Bacon Wrapped Sonoran Hot Dog

Cook Time

15 min

Difficulty

Easy

Prep Time

15 min

Servings

4

Bacon Wrapped Sonoran Hot Dog

Ingredients

1 diced Avocado
4 slices of Bacon
½ tablespoon Beef & Brisket Rub
4 Hot Dog Bun(s)
4 ballpark Hot Dog(s)
¼ cup Mayo
½ cup Pickled Jalapeno
½ cup Pico De Gallo, Prepared
¼ cup Red Onions, Finely Diced
½ cup warm Refried Beans

Cooking Instructions

Originating from Hermosillo, the capital of the Mexican state of Sonora, the Sonoran Style Hot Dog has become a staple of Southern Arizona, specifically in the cities of Tucson and Phoenix. This bacon wrapped Sonoran hot dog recipe has all the traditional toppings that made the beef dog dish famous except now you can also get smoky flavors from cooking on a Louisiana Wood Pellet Grill.

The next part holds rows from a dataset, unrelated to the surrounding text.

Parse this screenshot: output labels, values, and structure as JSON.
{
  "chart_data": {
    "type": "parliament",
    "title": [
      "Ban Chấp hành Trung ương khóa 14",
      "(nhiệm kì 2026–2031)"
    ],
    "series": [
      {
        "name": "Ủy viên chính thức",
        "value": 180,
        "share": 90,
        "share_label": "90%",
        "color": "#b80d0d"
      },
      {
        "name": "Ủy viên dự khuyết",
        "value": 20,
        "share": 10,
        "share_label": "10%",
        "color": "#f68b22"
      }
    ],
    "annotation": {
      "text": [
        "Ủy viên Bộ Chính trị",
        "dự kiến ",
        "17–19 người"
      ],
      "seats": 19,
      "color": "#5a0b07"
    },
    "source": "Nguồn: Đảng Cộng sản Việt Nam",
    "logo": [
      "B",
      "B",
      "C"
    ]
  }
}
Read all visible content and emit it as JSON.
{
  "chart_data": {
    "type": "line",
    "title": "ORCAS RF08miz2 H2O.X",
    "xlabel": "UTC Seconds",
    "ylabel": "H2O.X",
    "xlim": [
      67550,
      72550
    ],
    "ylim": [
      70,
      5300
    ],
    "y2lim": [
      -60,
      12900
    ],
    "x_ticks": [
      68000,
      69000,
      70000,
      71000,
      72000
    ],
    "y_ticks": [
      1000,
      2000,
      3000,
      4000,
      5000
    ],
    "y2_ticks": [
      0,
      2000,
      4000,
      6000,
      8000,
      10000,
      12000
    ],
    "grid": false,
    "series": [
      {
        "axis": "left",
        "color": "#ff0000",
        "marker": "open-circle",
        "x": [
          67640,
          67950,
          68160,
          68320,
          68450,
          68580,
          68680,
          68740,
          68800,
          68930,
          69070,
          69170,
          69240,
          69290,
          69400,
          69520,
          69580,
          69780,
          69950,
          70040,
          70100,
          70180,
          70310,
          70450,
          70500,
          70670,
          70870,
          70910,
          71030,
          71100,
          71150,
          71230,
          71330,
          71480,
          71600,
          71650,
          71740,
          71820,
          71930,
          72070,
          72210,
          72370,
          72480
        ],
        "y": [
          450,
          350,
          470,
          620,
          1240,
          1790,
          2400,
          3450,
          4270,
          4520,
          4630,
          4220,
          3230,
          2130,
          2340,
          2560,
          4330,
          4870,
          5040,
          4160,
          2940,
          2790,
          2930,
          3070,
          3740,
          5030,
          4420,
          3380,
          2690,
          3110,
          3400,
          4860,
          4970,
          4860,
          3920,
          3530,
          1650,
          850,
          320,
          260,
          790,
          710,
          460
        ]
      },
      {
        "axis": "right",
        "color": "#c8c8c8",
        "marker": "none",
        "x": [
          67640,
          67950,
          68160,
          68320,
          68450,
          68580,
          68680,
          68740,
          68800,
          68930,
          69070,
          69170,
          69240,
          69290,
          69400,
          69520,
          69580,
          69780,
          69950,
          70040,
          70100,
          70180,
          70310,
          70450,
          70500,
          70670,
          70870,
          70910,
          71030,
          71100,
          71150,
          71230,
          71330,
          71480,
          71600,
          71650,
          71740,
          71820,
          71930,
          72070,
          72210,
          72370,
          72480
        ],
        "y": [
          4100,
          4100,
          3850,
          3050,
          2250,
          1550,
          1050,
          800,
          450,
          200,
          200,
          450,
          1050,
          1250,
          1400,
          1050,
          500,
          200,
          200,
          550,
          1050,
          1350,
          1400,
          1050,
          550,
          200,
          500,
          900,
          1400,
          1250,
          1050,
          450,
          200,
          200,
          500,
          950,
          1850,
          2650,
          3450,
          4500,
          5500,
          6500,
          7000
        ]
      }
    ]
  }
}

  1. Start up your Louisiana Grill. Once it’s fired up, set the temperature to 350°F.
  2. Wrap each hot dog evenly with 1 slice of bacon. Secure the bacon slice to the hot dog with a toothpick at each end and stick the hot dog in the refrigerator for 30 minutes to help the bacon stick to the hot dog. Sprinkle with Beef and Brisket Rub. Repeat with the remaining hot dogs.
  3. Assemble the hot dogs: spread a smear of refried beans inside each hot dog bun, then place the hot dog inside the bun. Top with mayo, pico de gallo, pickled jalapenos, diced avocado and diced red onion. Repeat with the remaining hot dogs. Serve immediately.
  4. Once the hot dogs have finished chilling, grill the hot dogs for 8-12 minutes, or until the bacon is crispy but not burnt. Remove the hot dogs from the grill and remove the toothpicks from each hot dog.

Special Tools

  • Toothpicks

Tip

Louisiana Grill Apple Hardwood Pellets give a mild and fruity flavor that is perfect for Sonoran Hot Dogs.